Fabriqué avec du peuplier, le cercueil est biodégradable et ne contient aucune pièce en métal ou de produit chimique. De plus, il est garni de coton biologique.

Le produit est disponible depuis quelques mois seulement et bouleverse déjà les traditions. « C'est très bien reçu, mais c'est clair que ça ne fait que depuis quatre à cinq mois. Changer des habitudes dans le rituel funéraire, ça ne se fait pas rapidement généralement », mentionne Garry Lavoie, directeur général de la Coopérative funéraire des Deux Rives.

Une partie de la production provient d'ailleurs de l'usine Fournitures funéraires Victoriaville, le plus gros fabricant de cercueils en bois au Canada, et le troisième en importance en Amérique du Nord.

« Nous, on pense que c'est une tendance qui va avec notre fabrication de produit, ce qu'on prévoit, c'est que 25 % de nos produits, d'ici 5 ou 10 ans, devra être écologique » — Alain Dumont, président de Fournitures funéraires Victoriaville

Impact environnemental

Près de 20 000 personnes sont enterrées annuellement au Québec et la mise en terre dans un cercueil conventionnel a un impact environnemental insoupçonné.

On estime que, dans un cimetière de la dimension d'un terrain de soccer, on y retrouve l'équivalent de 40 maisons en bois, 1000 tonnes d'acier et 20 000 tonnes de béton.

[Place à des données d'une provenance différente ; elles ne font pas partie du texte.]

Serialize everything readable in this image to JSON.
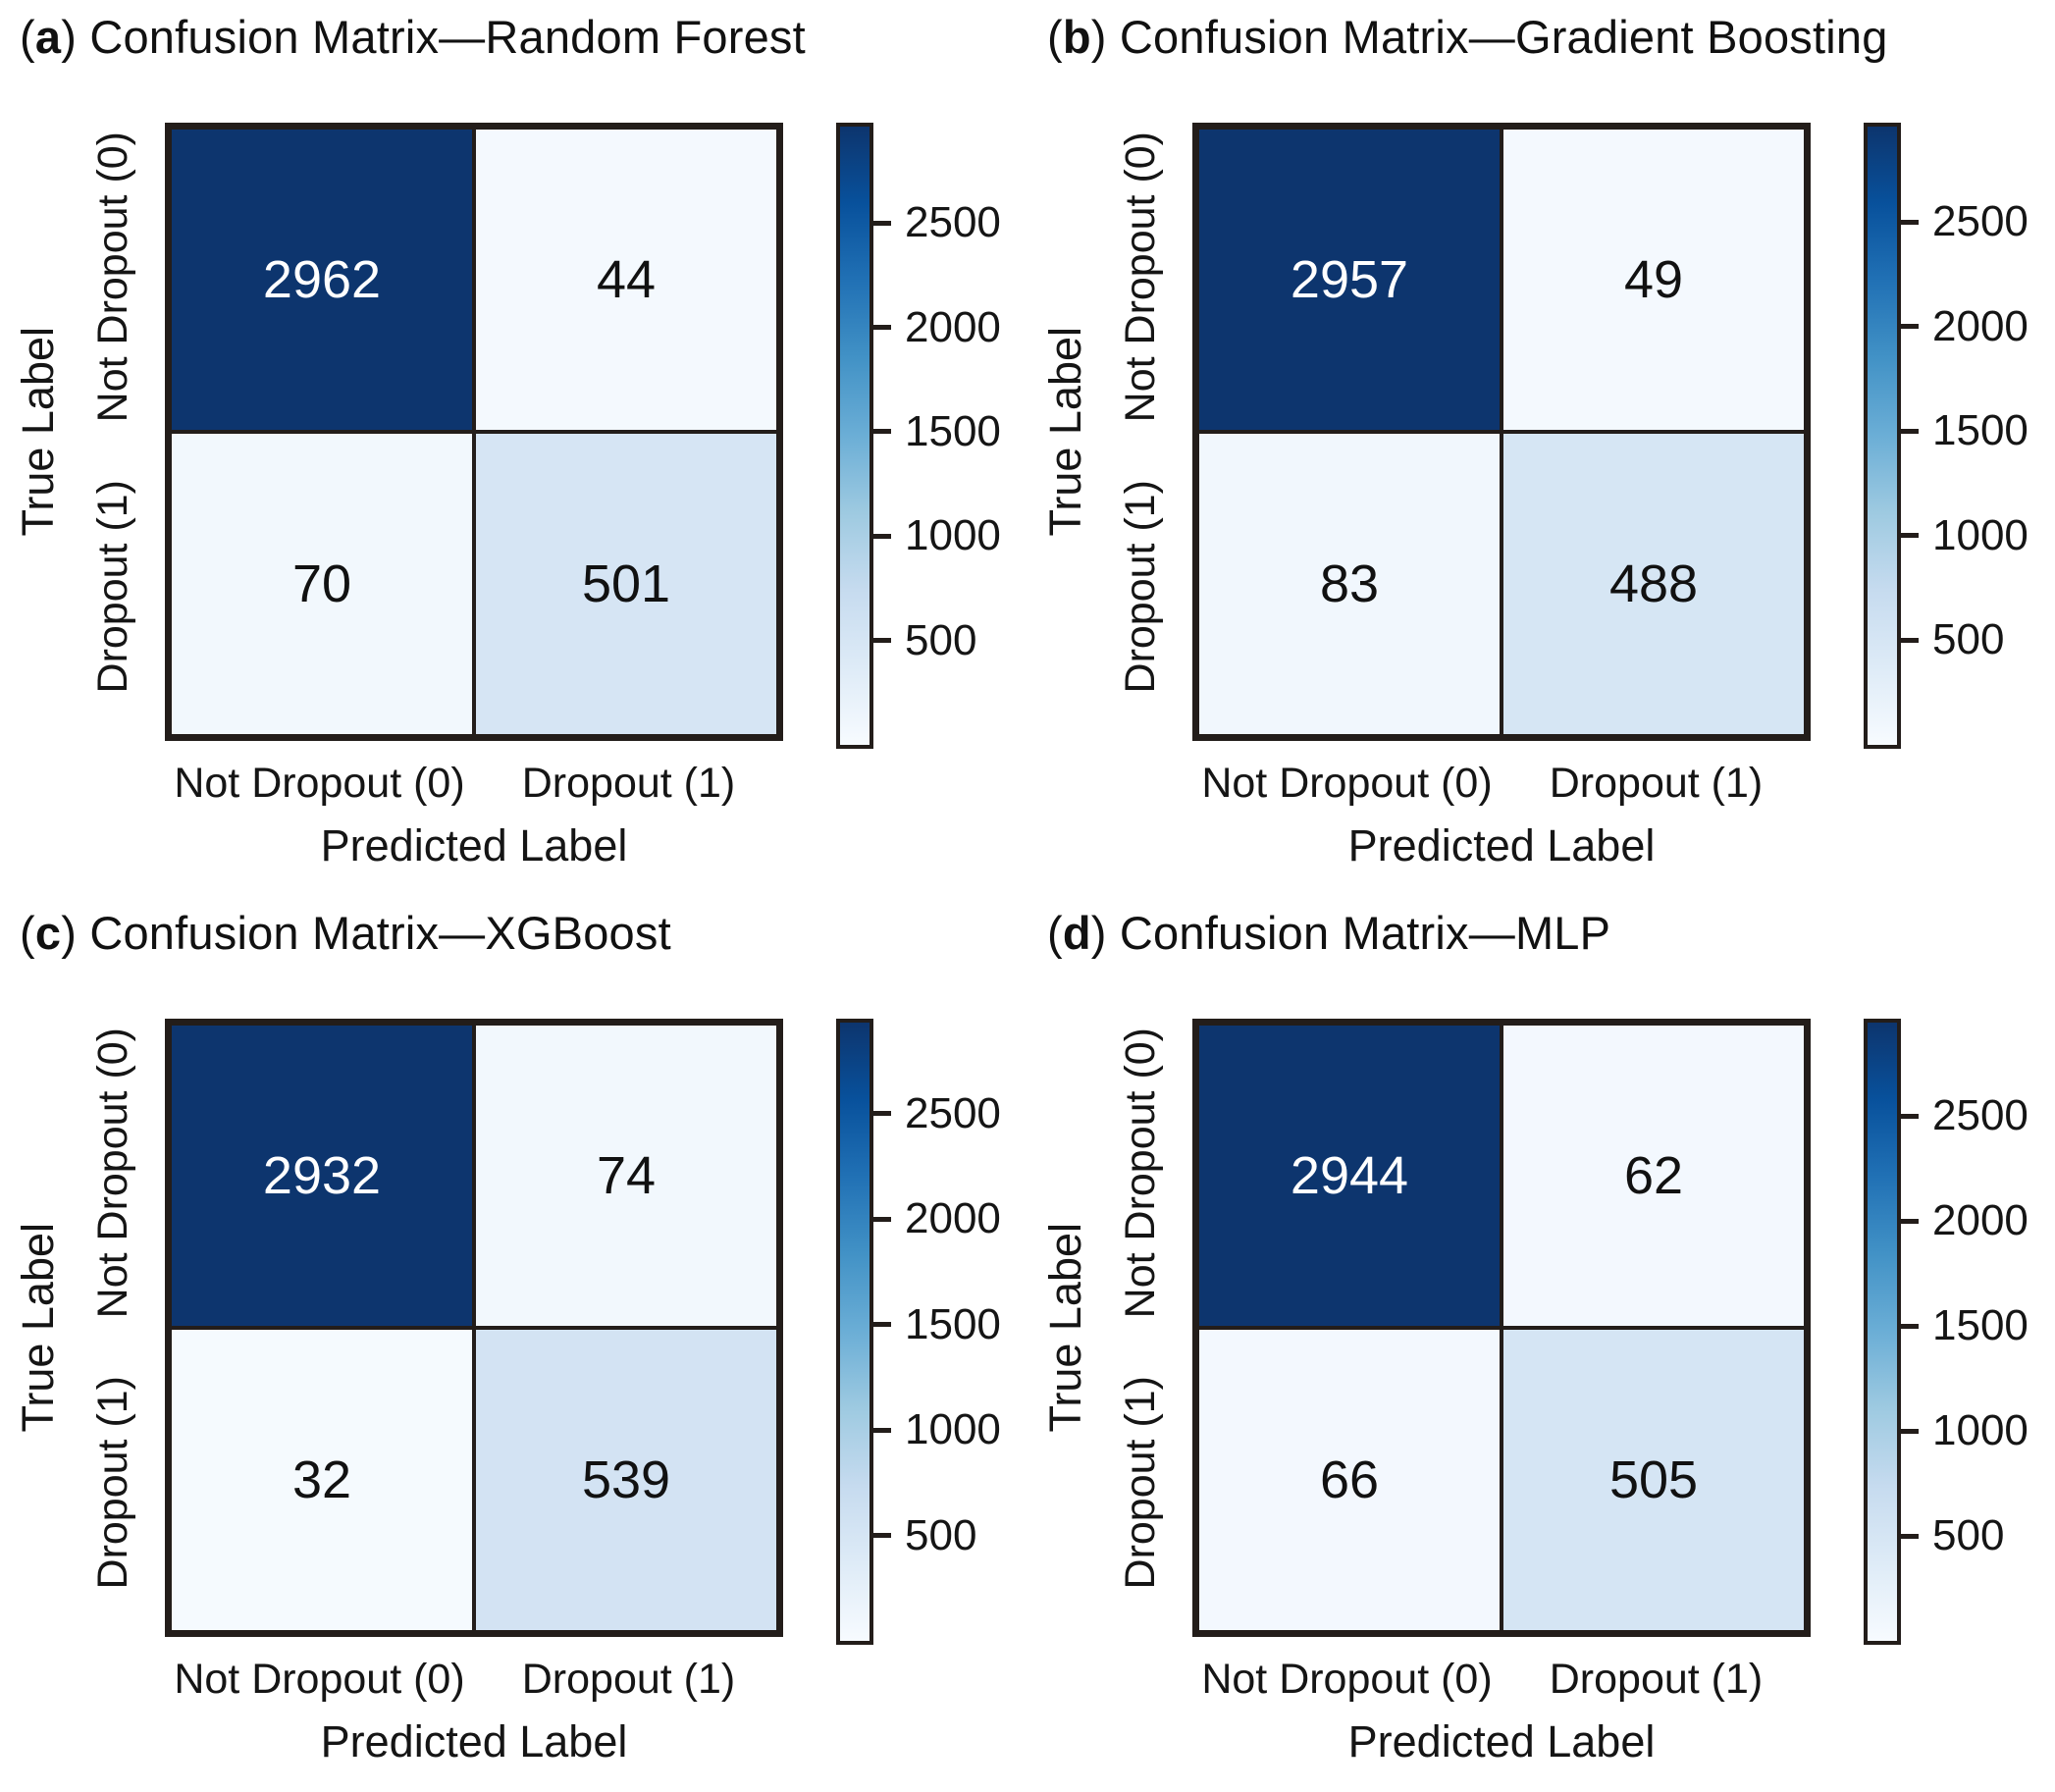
{
  "figure": {
    "background": "#ffffff",
    "panel_prefix_open": "(",
    "panel_prefix_close": ")",
    "colors": {
      "border": "#231d1a",
      "text": "#151515",
      "cell_text_dark": "#111111",
      "cell_text_light": "#ffffff",
      "colormap_stops": [
        {
          "t": 0.0,
          "color": "#f7fbff"
        },
        {
          "t": 0.125,
          "color": "#deebf7"
        },
        {
          "t": 0.25,
          "color": "#c6dbef"
        },
        {
          "t": 0.375,
          "color": "#9ecae1"
        },
        {
          "t": 0.5,
          "color": "#6baed6"
        },
        {
          "t": 0.625,
          "color": "#4292c6"
        },
        {
          "t": 0.75,
          "color": "#2171b5"
        },
        {
          "t": 0.875,
          "color": "#08519c"
        },
        {
          "t": 1.0,
          "color": "#0d356e"
        }
      ]
    }
  },
  "chart_data": [
    {
      "type": "heatmap",
      "panel_letter": "a",
      "title": "Confusion Matrix—Random Forest",
      "xlabel": "Predicted Label",
      "ylabel": "True Label",
      "x_categories": [
        "Not Dropout (0)",
        "Dropout (1)"
      ],
      "y_categories": [
        "Not Dropout (0)",
        "Dropout (1)"
      ],
      "values": [
        [
          2962,
          44
        ],
        [
          70,
          501
        ]
      ],
      "vmin": 0,
      "colorbar_ticks": [
        500,
        1000,
        1500,
        2000,
        2500
      ],
      "colormap": "Blues",
      "legend_position": "right-colorbar",
      "grid": false
    },
    {
      "type": "heatmap",
      "panel_letter": "b",
      "title": "Confusion Matrix—Gradient Boosting",
      "xlabel": "Predicted Label",
      "ylabel": "True Label",
      "x_categories": [
        "Not Dropout (0)",
        "Dropout (1)"
      ],
      "y_categories": [
        "Not Dropout (0)",
        "Dropout (1)"
      ],
      "values": [
        [
          2957,
          49
        ],
        [
          83,
          488
        ]
      ],
      "vmin": 0,
      "colorbar_ticks": [
        500,
        1000,
        1500,
        2000,
        2500
      ],
      "colormap": "Blues",
      "legend_position": "right-colorbar",
      "grid": false
    },
    {
      "type": "heatmap",
      "panel_letter": "c",
      "title": "Confusion Matrix—XGBoost",
      "xlabel": "Predicted Label",
      "ylabel": "True Label",
      "x_categories": [
        "Not Dropout (0)",
        "Dropout (1)"
      ],
      "y_categories": [
        "Not Dropout (0)",
        "Dropout (1)"
      ],
      "values": [
        [
          2932,
          74
        ],
        [
          32,
          539
        ]
      ],
      "vmin": 0,
      "colorbar_ticks": [
        500,
        1000,
        1500,
        2000,
        2500
      ],
      "colormap": "Blues",
      "legend_position": "right-colorbar",
      "grid": false
    },
    {
      "type": "heatmap",
      "panel_letter": "d",
      "title": "Confusion Matrix—MLP",
      "xlabel": "Predicted Label",
      "ylabel": "True Label",
      "x_categories": [
        "Not Dropout (0)",
        "Dropout (1)"
      ],
      "y_categories": [
        "Not Dropout (0)",
        "Dropout (1)"
      ],
      "values": [
        [
          2944,
          62
        ],
        [
          66,
          505
        ]
      ],
      "vmin": 0,
      "colorbar_ticks": [
        500,
        1000,
        1500,
        2000,
        2500
      ],
      "colormap": "Blues",
      "legend_position": "right-colorbar",
      "grid": false
    }
  ]
}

À cela, il faut ajouter le formaldéhyde, un produit toxique dont on se sert pour embaumer les corps inhumés. Plus de quatre millions de litres sont utilisés chaque année à cette fin en Amérique du Nord, et le produit imprègne inévitablement le sol pour se retrouver dans la nappe phréatique

« Le développement durable, c'est pas juste une mode, c'est une tendance de fond et le funéraire est aussi influencé par cette tendance-là. » — Garry Lavoie, directeur général de Coopérative funéraire des Deux Rives

D'autres mesures environnementales sont sur le point de prendre de l'importance dans cette industrie. Des corbillards hybrides, des arbres plantés sur les tombes, l'implantation de cimetières « verts » ont déjà séduit bon nombre d'Américains et de résidents de l'Ouest canadien, et ne devraient pas tarder à être populaires au Québec.